What you should know about the incredible scale of Ida’s flooding in the Northeast
NEW YORK CITY– On Wednesday night the storm that will forever be remembered as Hurricane Ida was not a hurricane and hadn’t been for some time. The storm that was in fact no longer a tropical system merged with another storm to become the remnants of Ida in official forecasts from the National Hurricane Center.
That mattered little when three inches of rain fell in an hour in Central Park and floodwaters invaded the baggage claim in a New Jersey airport. The deadly flash flooding in the Northeast serves as a reminder that tropical systems’ paths of destruction often go on well after they’ve supposedly weakened.
In total, 7.15 inches of rain fell in Central Park, the heart of Manhattan. If we use that number as an estimate for the surrounding area, it means that around 2.5 billion gallons of water fell on just Manhattan. At current river flows, it would take five days to watch 2.5 billion gallons flow over Spokane Falls.
The timeframe is critical in understanding the disaster. The rain came in just a few hours, overpowering the stormwater systems of every city and town from Philadelphia to New York with trillions of gallons of water. The result is that at least 40 people died because of the flooding.
This is not the first time hurricanes merging with other weather systems caused major disasters in this part of the country.

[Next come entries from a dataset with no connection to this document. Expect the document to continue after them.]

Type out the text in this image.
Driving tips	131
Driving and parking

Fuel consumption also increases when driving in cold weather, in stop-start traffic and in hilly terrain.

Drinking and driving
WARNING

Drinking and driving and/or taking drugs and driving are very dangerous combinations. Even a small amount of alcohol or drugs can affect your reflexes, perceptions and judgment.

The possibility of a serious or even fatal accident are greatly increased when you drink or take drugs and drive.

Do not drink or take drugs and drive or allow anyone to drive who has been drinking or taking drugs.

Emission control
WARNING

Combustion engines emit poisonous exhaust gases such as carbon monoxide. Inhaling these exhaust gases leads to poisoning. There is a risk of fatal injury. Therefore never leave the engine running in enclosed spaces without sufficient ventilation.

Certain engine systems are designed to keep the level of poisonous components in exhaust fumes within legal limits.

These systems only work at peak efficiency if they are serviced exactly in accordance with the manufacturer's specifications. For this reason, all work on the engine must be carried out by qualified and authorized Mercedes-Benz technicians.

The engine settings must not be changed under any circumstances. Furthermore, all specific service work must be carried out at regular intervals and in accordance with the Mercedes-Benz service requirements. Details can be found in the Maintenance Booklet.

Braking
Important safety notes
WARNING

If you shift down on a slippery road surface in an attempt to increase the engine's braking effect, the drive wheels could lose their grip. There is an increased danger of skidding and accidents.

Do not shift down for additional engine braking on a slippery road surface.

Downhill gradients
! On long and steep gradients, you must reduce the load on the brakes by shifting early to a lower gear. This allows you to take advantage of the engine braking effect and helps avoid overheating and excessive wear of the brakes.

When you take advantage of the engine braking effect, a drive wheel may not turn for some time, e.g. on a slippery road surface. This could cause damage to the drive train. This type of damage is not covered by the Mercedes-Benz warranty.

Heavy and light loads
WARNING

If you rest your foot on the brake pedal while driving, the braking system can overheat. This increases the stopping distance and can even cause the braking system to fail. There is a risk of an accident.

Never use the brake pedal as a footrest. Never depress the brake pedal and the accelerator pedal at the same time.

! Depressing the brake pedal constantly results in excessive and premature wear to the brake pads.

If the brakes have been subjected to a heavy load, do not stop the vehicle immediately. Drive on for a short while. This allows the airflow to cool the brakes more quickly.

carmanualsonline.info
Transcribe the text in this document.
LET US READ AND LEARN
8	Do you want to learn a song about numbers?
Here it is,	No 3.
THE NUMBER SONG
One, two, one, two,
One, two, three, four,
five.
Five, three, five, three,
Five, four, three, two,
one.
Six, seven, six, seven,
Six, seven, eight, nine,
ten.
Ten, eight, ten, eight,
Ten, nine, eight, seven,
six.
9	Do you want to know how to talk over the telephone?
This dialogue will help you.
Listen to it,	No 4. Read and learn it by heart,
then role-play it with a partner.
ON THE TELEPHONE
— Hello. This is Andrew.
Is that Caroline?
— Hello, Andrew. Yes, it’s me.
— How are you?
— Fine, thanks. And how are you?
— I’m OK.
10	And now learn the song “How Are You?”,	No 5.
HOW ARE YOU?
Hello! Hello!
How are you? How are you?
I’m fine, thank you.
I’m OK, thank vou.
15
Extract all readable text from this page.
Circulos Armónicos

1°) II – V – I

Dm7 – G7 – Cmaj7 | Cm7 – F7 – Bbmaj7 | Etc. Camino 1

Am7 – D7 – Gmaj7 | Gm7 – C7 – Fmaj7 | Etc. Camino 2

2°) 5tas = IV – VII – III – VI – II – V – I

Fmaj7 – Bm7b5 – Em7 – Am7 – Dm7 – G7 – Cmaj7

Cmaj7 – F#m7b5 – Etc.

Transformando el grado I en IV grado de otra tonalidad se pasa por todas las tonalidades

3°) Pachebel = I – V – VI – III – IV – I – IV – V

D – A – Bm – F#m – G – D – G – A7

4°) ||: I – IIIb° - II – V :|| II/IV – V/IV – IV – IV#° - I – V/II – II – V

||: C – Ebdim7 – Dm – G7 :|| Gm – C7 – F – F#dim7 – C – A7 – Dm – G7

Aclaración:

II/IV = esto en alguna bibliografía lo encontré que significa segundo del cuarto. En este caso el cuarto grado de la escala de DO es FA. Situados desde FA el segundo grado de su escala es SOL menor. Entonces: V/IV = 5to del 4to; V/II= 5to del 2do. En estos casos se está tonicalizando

In 1991 “The Perfect Storm” caused serious coastal flooding from New Jersey to New England. The loss of the fishing boat Andrea Gail in the storm would inspire a book and a movie starring George Clooney. Two decades later, Hurricane Sandy was merging with a front when it made landfall in New Jersey, earning it the infamous nickname “Superstorm Sandy.” In the case of Ida however, some of the floods are surpassing all storms that came before it.